Rising and fluctuating mortgage rates continue to pose difficulties for both prospective home buyers and sellers. Affordability barriers are as high as they've ever been, limiting demand and putting downward pressure on prices. The number of new listings continues to be significantly fewer than a year ago, providing some support for prices but limiting the possibility of sales activity. As the end of the year approaches, the housing market faces considerable downside risks.
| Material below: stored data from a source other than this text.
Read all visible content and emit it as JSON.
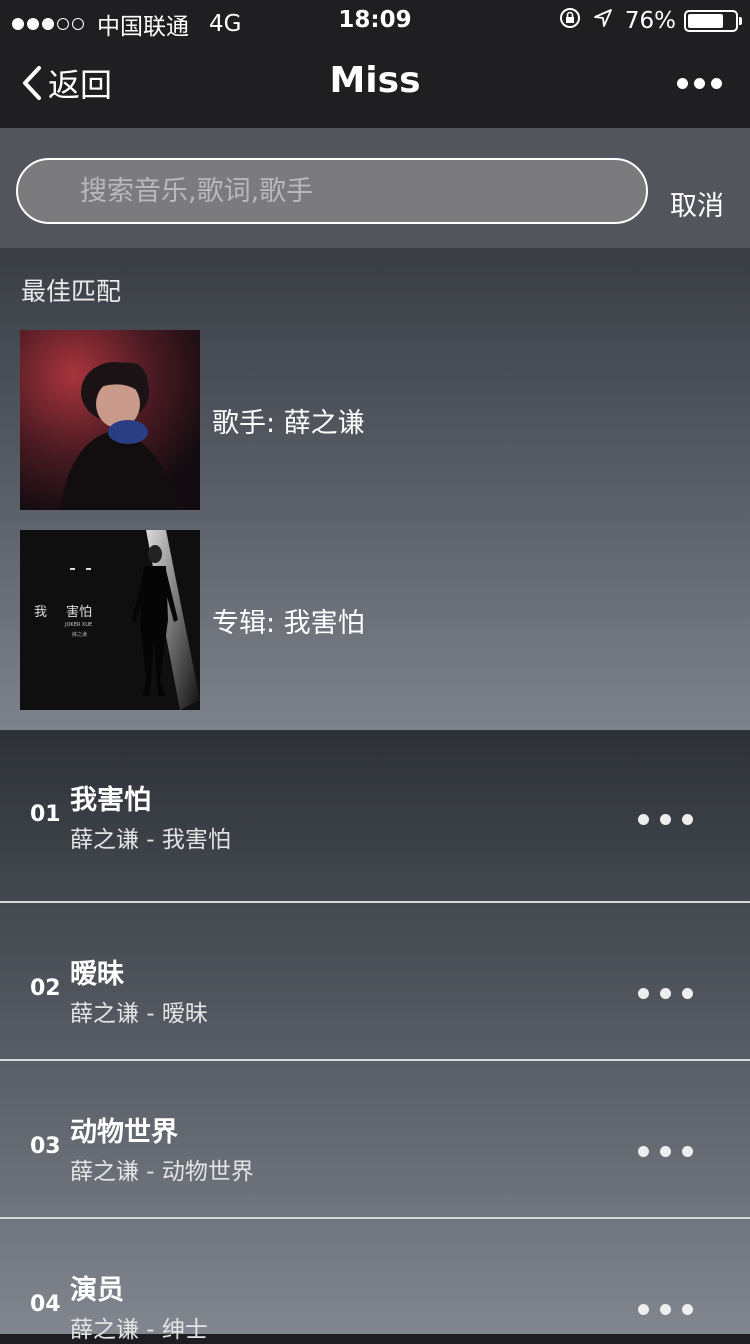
{
  "status_bar": {
    "carrier": "中国联通",
    "network": "4G",
    "time": "18:09",
    "battery_text": "76%",
    "battery_level": 0.76,
    "signal_bars": 3,
    "icons": [
      "orientation-lock-icon",
      "location-arrow-icon",
      "battery-icon"
    ]
  },
  "nav": {
    "back_label": "返回",
    "title": "Miss",
    "more_icon": "more-dots-icon"
  },
  "search": {
    "placeholder": "搜索音乐,歌词,歌手",
    "value": "",
    "cancel_label": "取消"
  },
  "best_match": {
    "title": "最佳匹配",
    "items": [
      {
        "type": "artist",
        "label": "歌手: 薛之谦"
      },
      {
        "type": "album",
        "label": "专辑: 我害怕",
        "cover_text": [
          "我",
          "害怕",
          "JOKER XUE",
          "薛之谦"
        ]
      }
    ]
  },
  "songs": [
    {
      "num": "01",
      "title": "我害怕",
      "subtitle": "薛之谦 - 我害怕"
    },
    {
      "num": "02",
      "title": "暧昧",
      "subtitle": "薛之谦 - 暧昧"
    },
    {
      "num": "03",
      "title": "动物世界",
      "subtitle": "薛之谦 - 动物世界"
    },
    {
      "num": "04",
      "title": "演员",
      "subtitle": "薛之谦 - 绅士"
    }
  ],
  "colors": {
    "nav_bg": "#1f1f21",
    "search_bg": "#52565c",
    "divider": "#d7d9dc"
  }
}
One of the most widely held housing market predictions for 2023 is that inventory will remain scarce but price appreciation will be slower than it was in the last two years. While spring and summer will likely see an increase in listings, there is unlikely to be enough to meet demand. The housing market has been particularly robust during the pandemic, with high demand for homes in almost every region of the nation.
The cost of borrowing money through mortgages has been steadily increasing this year. Most experts predicted that mortgage rates would climb this year, but they did so more quickly than expected, averaging more than 4% for 30-year fixed-rate mortgages in mid-February. Around mid-April, it surged to 5.28 percent, the highest level since April 2010, and the uptick continues. As of February 2023, the current average rate for the benchmark 30-year fixed mortgage is hovering around 6%.
Monthly affordability is suffering as interest rates rise, but we'll also lose more of the investment-type buyers looking for once-in-a-lifetime leverage. As a result, rising interest rates may also imply a more balanced market. With rates that low in 2021, all kinds of buyers rushed in, and with little housing supply to match, the price rise has been ferocious. This also emphasizes affordability. The basics of housing needs would still continue to drive primary purchases forward. It's a good thing that the housing market will be less heated in 2023.
The US housing market is going through a crucial period in 2023 with conflicting opinions on the future of the market. Some analysts fear a housing market crash, while others anticipate a more balanced market with single-digit annual appreciation. Although the market is experiencing changes, most real estate professionals do not believe that it will crash or trigger a recession. The mortgage sector has taken action to prevent a repeat of the Great Recession, and the majority of bad mortgages have been eliminated. The housing shortage is too severe, and the majority of Americans are hoping to avoid another 18 months of hardship. Housing demand from Millennials and Gen Z is also expected to remain strong. While there may be a decline in demand and the pandemic-induced housing boom may slow down somewhat, there are no signs of a housing market crashing again in 2023.